The CEO of New York-based Mediacom Communications Corp., the largest cable TV provider in Iowa, believes the initiative --- dubbed Opportunity Iowa --- is a "scheme" that puts cities at risk of falling into massive debt while allowing government to unfairly compete with private telecommunications companies.
The nonprofit group Opportunity Iowa, headed by telecommunications entrepreneur Clark McLeod, is promoting referendums throughout the state, including Waterloo, for local residents to vote for the creation of city-owned fiber-optic utilities. A local group headed by businessmen Ross Christensen and Rick Young is working to hold a referendum here.
"I cannot stomach something like this happening to Mediacom. I'm going to fight this thing tooth and nail," said Commisso, who led a group of Mediacom executives during a meeting with Courier editors this week.
"It's nothing less than a gimmick. Where I come from, they would call it a racket. I cannot compete with government."
Mediacom is lobbying for legislation currently on file in both the House and Senate that would require independent studies, public hearings and maximum cost estimates prior to a vote. It would also require a 60 percent vote of approval, much like those needed for bond referendums, to support a municipal telecom utility. The bills would require competitive bidding and would forbid transfers of surpluses from other city utilities to a telecom utility and would require municipalities to repay any debt from the revenue generated, not with general obligation bonds.
"Opportunity Iowa represents misguided public policy," said Charles King, Mediacom vice president of Iowa operations. "The citizens of Iowa should not be forced to assume the significant debt burdens proposed by this organization's plan without full disclosure of the costs, risks and conflicts of interest."
Christensen has said that if voters approve the citywide referendums, a study would determine whether actual financing, construction and operation of a municipal fiber utility are feasible.

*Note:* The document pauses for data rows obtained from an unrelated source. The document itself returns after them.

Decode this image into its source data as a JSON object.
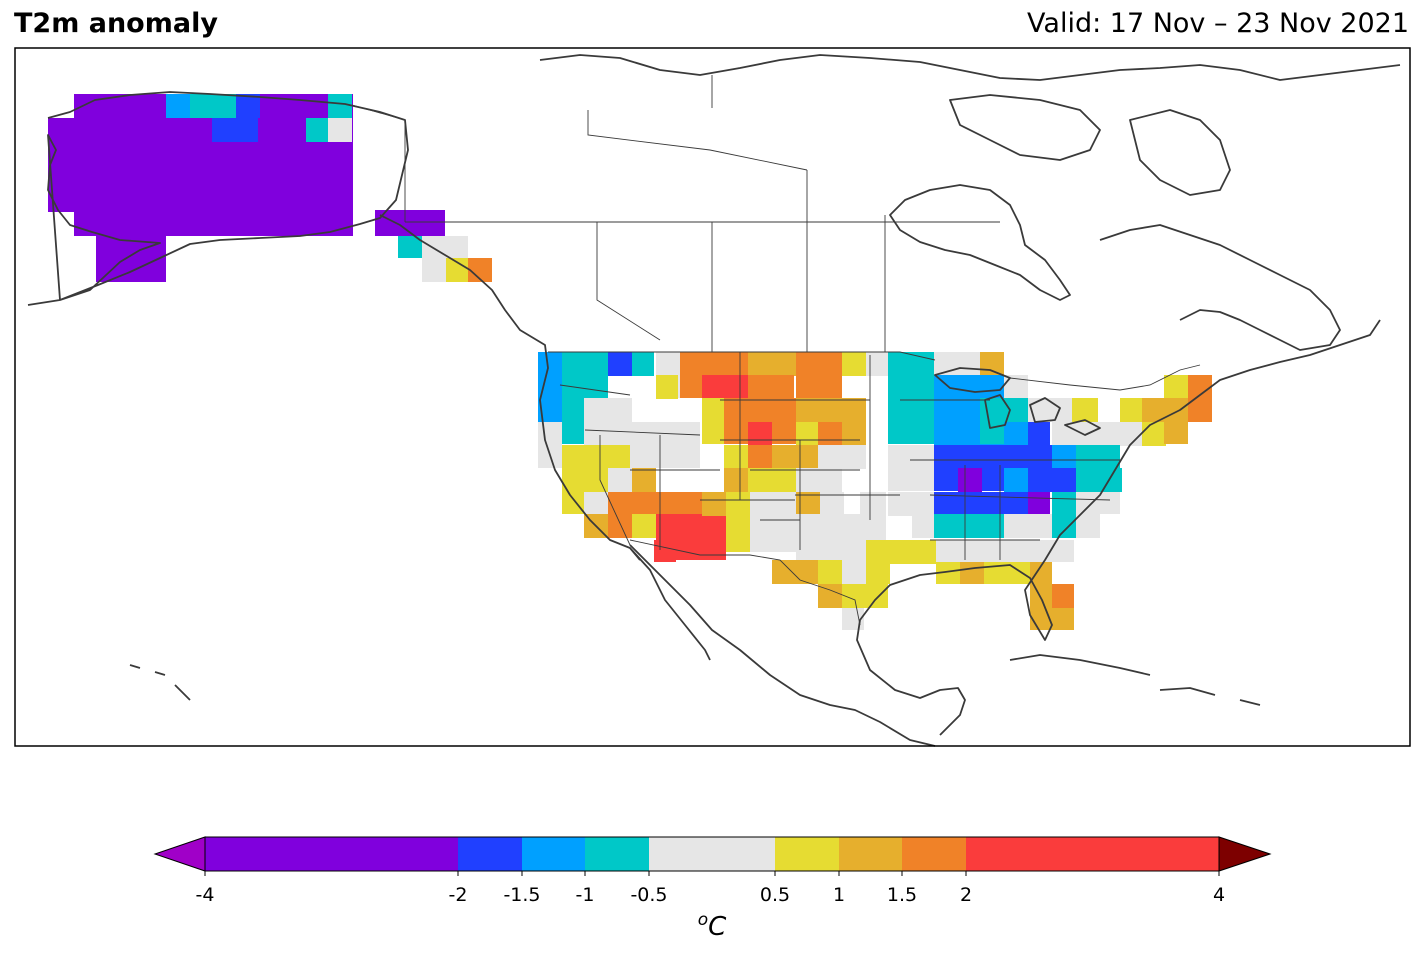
{
  "map": {
    "title": "T2m anomaly",
    "valid_label": "Valid: 17 Nov – 23 Nov 2021",
    "region": "North America",
    "grid": {
      "note": "Each row lists runs of grid cells: [start_column, end_column, color_class]. Color classes index colorbar.classes.",
      "cols": 60,
      "rows": 30,
      "cells": [
        [
          1,
          [
            [
              3,
              5,
              0
            ],
            [
              6,
              6,
              0
            ],
            [
              7,
              8,
              3
            ],
            [
              9,
              9,
              4
            ],
            [
              10,
              10,
              4
            ],
            [
              11,
              13,
              0
            ],
            [
              14,
              14,
              4
            ]
          ]
        ],
        [
          2,
          [
            [
              2,
              6,
              0
            ],
            [
              7,
              8,
              0
            ],
            [
              9,
              10,
              1
            ],
            [
              11,
              12,
              0
            ],
            [
              13,
              13,
              4
            ],
            [
              14,
              14,
              5
            ]
          ]
        ],
        [
          3,
          [
            [
              2,
              7,
              0
            ],
            [
              8,
              8,
              0
            ],
            [
              9,
              13,
              0
            ],
            [
              14,
              14,
              0
            ]
          ]
        ],
        [
          4,
          [
            [
              2,
              14,
              0
            ]
          ]
        ],
        [
          5,
          [
            [
              2,
              14,
              0
            ]
          ]
        ],
        [
          6,
          [
            [
              2,
              14,
              0
            ]
          ]
        ],
        [
          7,
          [
            [
              3,
              14,
              0
            ]
          ]
        ],
        [
          8,
          [
            [
              3,
              6,
              0
            ],
            [
              7,
              7,
              0
            ],
            [
              8,
              12,
              0
            ]
          ]
        ],
        [
          9,
          [
            [
              4,
              6,
              0
            ]
          ]
        ],
        [
          9,
          [
            [
              16,
              18,
              0
            ],
            [
              17,
              18,
              0
            ],
            [
              17,
              19,
              5
            ],
            [
              19,
              19,
              5
            ]
          ]
        ],
        [
          10,
          [
            [
              17,
              17,
              4
            ],
            [
              18,
              18,
              5
            ],
            [
              19,
              20,
              5
            ]
          ]
        ],
        [
          11,
          [
            [
              18,
              19,
              5
            ],
            [
              19,
              19,
              6
            ],
            [
              20,
              21,
              8
            ]
          ]
        ],
        [
          12,
          [
            [
              18,
              19,
              5
            ],
            [
              19,
              19,
              7
            ],
            [
              20,
              20,
              5
            ]
          ]
        ]
      ]
    }
  },
  "colorbar": {
    "unit_base": "o",
    "unit_letter": "C",
    "ticks": [
      "-4",
      "-2",
      "-1.5",
      "-1",
      "-0.5",
      "0.5",
      "1",
      "1.5",
      "2",
      "4"
    ],
    "tick_values": [
      -4,
      -2,
      -1.5,
      -1,
      -0.5,
      0.5,
      1,
      1.5,
      2,
      4
    ],
    "classes": [
      {
        "from": -4,
        "to": -2,
        "color": "#8000dd"
      },
      {
        "from": -2,
        "to": -1.5,
        "color": "#2040ff"
      },
      {
        "from": -1.5,
        "to": -1,
        "color": "#00a0ff"
      },
      {
        "from": -1,
        "to": -0.5,
        "color": "#00c8c8"
      },
      {
        "from": -0.5,
        "to": 0.5,
        "color": "#e6e6e6"
      },
      {
        "from": 0.5,
        "to": 1,
        "color": "#e6dc32"
      },
      {
        "from": 1,
        "to": 1.5,
        "color": "#e6af2d"
      },
      {
        "from": 1.5,
        "to": 2,
        "color": "#f08228"
      },
      {
        "from": 2,
        "to": 4,
        "color": "#fa3c3c"
      }
    ],
    "under_color": "#a000c8",
    "over_color": "#7d0000"
  }
}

That leaves communities with little risk, he said.
Backers of Opportunity Iowa have said fiber optics are needed for economic development in a technology-driven world. They point to business growth in Cedar Falls they attribute to the deployment of fiber optics by Cedar Falls Utilities. They further contend that private companies like Mediacom and Qwest have not fulfilled that need and that local governments should be given the option of taking the initiative.
Locally, Christensen and Young have said that Mediacom has reneged on promises it made in 2001 to wire the entire city with high-speed Internet access.
Koebrick said that all parts of Waterloo have access to its high-speed infrastructure. In addition, Mediacom has provided access to rural areas it serves.
"People talk about the digital divide: we made sure that in all the areas we serve that doesn't exist," said John Koebrick, Mediacom senior director, government relations. "In the past three years alone, we've invested $300 million in the state to upgrade cable networks and deploy fiber optic cable."
Mediacom officials also contend that McLeod is proposing this initiative as a way to make money without risking his own capital. They point to McLeod's forming a for-profit company, Fiber Utilities of Iowa, which would compete for management contracts for the local fiber-optic systems.
"He's putting nothing at risk," said Commisso of McLeod, the former CEO of McLeodUSA, which in 2002 filed the largest bankruptcy in Iowa history.